Furthermore, the metaphysics of the Catholic doctrine make no sense. A couple, married or not, do not become one thing (for example, one flesh). During sex, they still have different bodies, minds, and souls (if people have souls). There is no plausible way to understand the claim that they become one thing. Of course, this might be mere metaphor, but it is hard to see why a mere metaphor should be the basis for sexual morality. This is especially true if the metaphor is nonsensical.

The Catholic view is also at odds with the most basic understanding of human nature. One study by psychology professor Terri Fischer, reported in Psychology Today, found that men think about sex about once or twice an hour. This is unsurprising given that evolution is driven by reproductive fitness and a reasonably strong interest in sex likely increases reproductive fitness. There is good reason to believe that this sex drive is genetic and probably beyond people’s immediate control.
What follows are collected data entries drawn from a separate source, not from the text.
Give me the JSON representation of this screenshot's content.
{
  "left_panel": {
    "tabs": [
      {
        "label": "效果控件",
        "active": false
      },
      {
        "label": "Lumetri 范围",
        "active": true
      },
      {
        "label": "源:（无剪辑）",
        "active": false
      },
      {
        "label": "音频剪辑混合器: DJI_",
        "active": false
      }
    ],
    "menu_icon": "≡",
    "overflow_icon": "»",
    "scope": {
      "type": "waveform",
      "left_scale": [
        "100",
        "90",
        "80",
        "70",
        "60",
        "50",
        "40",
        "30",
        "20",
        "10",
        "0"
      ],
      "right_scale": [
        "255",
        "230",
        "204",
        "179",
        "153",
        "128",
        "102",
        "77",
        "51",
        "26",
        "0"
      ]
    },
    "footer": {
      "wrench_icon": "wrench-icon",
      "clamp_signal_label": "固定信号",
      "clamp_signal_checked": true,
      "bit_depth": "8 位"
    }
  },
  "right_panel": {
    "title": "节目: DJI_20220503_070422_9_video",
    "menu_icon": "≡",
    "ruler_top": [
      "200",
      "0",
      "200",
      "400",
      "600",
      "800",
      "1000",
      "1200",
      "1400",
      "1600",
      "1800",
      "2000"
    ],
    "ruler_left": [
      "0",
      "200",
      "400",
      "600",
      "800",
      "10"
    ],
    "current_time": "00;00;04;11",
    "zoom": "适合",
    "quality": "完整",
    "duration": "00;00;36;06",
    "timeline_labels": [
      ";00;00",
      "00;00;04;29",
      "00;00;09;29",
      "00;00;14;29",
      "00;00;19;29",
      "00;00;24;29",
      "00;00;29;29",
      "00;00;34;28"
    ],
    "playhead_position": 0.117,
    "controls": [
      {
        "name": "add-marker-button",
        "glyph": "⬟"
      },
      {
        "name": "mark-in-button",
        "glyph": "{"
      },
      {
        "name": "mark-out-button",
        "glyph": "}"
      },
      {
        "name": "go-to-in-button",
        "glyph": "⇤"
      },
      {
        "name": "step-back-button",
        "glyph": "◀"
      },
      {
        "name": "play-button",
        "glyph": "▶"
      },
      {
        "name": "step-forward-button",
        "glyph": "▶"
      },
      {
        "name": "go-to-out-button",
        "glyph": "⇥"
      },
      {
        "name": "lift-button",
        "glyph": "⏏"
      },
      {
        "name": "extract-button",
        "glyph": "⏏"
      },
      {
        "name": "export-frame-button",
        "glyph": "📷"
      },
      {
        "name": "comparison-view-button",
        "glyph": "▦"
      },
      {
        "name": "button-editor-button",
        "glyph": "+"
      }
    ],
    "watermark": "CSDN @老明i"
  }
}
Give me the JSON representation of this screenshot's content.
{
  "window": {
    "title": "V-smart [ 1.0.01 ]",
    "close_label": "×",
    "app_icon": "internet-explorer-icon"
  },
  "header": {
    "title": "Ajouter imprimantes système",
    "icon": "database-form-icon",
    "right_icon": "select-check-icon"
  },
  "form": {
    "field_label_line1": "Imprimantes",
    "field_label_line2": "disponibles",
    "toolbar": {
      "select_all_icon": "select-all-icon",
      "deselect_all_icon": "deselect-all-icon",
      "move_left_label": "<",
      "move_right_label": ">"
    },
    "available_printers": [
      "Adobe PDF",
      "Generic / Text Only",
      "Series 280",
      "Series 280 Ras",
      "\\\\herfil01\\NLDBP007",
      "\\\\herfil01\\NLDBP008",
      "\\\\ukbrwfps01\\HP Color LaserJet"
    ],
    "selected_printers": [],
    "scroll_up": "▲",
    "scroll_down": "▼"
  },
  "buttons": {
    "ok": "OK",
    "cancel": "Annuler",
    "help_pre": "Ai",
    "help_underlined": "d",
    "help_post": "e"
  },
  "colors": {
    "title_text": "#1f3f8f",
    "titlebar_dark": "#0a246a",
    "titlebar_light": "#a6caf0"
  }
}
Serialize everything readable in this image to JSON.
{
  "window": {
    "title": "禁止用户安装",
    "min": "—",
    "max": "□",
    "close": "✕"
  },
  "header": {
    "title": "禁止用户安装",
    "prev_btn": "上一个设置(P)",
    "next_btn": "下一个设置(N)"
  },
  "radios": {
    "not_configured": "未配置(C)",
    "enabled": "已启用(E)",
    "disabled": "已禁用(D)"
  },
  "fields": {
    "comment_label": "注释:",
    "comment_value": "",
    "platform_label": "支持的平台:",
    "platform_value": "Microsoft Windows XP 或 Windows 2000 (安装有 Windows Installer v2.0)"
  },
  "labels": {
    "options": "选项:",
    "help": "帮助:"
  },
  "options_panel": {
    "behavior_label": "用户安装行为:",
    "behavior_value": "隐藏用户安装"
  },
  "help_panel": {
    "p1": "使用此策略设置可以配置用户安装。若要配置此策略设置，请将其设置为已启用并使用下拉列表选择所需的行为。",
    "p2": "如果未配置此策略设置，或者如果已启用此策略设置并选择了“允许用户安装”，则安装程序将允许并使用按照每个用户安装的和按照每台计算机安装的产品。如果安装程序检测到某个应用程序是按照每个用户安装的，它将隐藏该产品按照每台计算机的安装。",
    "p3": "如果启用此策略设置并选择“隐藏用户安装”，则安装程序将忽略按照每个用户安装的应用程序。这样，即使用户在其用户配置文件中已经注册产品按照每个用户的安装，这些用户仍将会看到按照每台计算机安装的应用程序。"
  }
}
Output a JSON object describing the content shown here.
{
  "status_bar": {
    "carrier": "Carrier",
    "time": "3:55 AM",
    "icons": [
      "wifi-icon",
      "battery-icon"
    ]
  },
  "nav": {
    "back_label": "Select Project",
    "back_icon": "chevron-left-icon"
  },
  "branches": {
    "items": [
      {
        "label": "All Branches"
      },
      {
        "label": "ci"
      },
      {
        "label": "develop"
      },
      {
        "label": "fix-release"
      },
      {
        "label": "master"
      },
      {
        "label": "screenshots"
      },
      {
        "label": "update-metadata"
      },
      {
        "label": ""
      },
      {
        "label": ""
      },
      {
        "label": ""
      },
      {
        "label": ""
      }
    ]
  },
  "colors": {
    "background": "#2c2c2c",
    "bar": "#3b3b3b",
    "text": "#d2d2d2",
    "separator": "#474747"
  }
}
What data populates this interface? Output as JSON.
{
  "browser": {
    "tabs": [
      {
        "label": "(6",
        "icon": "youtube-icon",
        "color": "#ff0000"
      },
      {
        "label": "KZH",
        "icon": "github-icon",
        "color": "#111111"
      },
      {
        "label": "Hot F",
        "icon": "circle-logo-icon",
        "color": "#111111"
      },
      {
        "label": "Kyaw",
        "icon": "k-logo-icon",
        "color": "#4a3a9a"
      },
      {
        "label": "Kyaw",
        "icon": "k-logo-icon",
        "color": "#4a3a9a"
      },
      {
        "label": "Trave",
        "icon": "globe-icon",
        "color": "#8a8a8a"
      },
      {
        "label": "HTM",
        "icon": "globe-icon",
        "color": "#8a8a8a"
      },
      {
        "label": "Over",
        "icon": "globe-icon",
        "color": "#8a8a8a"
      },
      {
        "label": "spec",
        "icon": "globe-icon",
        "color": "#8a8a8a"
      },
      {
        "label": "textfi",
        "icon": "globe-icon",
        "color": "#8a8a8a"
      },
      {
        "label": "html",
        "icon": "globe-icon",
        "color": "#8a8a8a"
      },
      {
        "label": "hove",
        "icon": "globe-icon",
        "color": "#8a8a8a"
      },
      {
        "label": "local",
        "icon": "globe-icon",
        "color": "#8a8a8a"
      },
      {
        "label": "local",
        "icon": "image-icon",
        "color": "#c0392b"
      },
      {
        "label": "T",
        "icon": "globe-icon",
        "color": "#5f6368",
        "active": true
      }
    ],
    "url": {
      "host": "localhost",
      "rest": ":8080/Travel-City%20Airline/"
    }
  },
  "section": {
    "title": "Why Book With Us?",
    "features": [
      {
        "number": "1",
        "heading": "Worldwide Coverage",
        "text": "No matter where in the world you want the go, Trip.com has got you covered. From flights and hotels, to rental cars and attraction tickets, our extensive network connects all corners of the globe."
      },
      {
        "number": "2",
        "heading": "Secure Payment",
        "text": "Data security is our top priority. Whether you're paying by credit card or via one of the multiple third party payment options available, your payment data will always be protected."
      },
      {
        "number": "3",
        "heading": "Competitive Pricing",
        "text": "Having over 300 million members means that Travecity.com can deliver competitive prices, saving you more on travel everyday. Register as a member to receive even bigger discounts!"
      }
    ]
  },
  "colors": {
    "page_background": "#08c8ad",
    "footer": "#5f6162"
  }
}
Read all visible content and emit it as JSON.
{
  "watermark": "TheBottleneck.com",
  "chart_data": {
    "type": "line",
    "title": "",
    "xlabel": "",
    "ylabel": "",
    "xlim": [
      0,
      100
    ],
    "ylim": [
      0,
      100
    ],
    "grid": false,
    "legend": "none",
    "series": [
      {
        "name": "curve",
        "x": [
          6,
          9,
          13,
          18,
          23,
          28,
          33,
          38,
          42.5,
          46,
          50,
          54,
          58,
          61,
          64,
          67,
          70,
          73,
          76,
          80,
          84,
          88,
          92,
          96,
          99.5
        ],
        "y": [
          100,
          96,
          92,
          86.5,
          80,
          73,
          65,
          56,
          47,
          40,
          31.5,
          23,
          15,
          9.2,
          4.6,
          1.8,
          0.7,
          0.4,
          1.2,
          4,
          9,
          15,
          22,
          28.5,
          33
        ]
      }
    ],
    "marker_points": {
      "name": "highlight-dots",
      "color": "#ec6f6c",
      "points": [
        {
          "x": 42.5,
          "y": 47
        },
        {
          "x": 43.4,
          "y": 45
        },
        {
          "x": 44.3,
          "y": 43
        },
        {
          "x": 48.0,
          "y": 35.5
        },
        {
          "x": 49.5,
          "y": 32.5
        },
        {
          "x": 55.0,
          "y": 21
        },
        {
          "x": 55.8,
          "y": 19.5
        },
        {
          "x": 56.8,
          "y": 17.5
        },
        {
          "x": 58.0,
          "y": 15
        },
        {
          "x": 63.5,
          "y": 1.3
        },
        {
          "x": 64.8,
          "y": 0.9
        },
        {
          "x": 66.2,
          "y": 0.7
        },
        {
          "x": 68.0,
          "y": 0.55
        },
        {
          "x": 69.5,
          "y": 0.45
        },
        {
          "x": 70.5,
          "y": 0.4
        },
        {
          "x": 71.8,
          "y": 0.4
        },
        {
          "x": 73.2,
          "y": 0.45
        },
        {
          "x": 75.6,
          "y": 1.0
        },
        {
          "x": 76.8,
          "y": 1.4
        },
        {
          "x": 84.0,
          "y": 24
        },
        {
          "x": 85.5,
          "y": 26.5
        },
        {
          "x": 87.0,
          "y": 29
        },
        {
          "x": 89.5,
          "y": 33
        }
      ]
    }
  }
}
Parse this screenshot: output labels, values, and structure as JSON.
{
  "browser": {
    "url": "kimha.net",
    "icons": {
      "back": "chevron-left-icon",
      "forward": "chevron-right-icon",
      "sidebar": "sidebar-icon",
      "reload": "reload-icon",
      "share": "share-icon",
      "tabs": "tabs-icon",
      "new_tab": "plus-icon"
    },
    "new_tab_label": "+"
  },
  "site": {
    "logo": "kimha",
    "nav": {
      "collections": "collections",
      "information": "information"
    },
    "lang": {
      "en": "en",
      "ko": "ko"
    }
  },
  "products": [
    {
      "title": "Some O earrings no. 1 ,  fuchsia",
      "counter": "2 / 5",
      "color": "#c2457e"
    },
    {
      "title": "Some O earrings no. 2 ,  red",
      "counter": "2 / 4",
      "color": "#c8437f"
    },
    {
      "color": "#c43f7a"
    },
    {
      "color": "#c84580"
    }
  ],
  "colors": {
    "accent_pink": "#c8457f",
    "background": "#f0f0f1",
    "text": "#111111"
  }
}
The notion that lust is wrong is bizarre given that mere thoughts do not infringe on anyone’s rights or harm, offend, or exploit them. It is also bizarre given that wrong acts are usually, if not always, under people’s control.


Catholicism, and to be fair much of Christianity and Judaism, has an obviously false view of sexual morality. As a result, we should ignore the Catholic view on the matter and hope our lawmakers do the same. The fact that 95% of Americans have had premarital sex tells us that, thankfully, people are in fact ignoring it.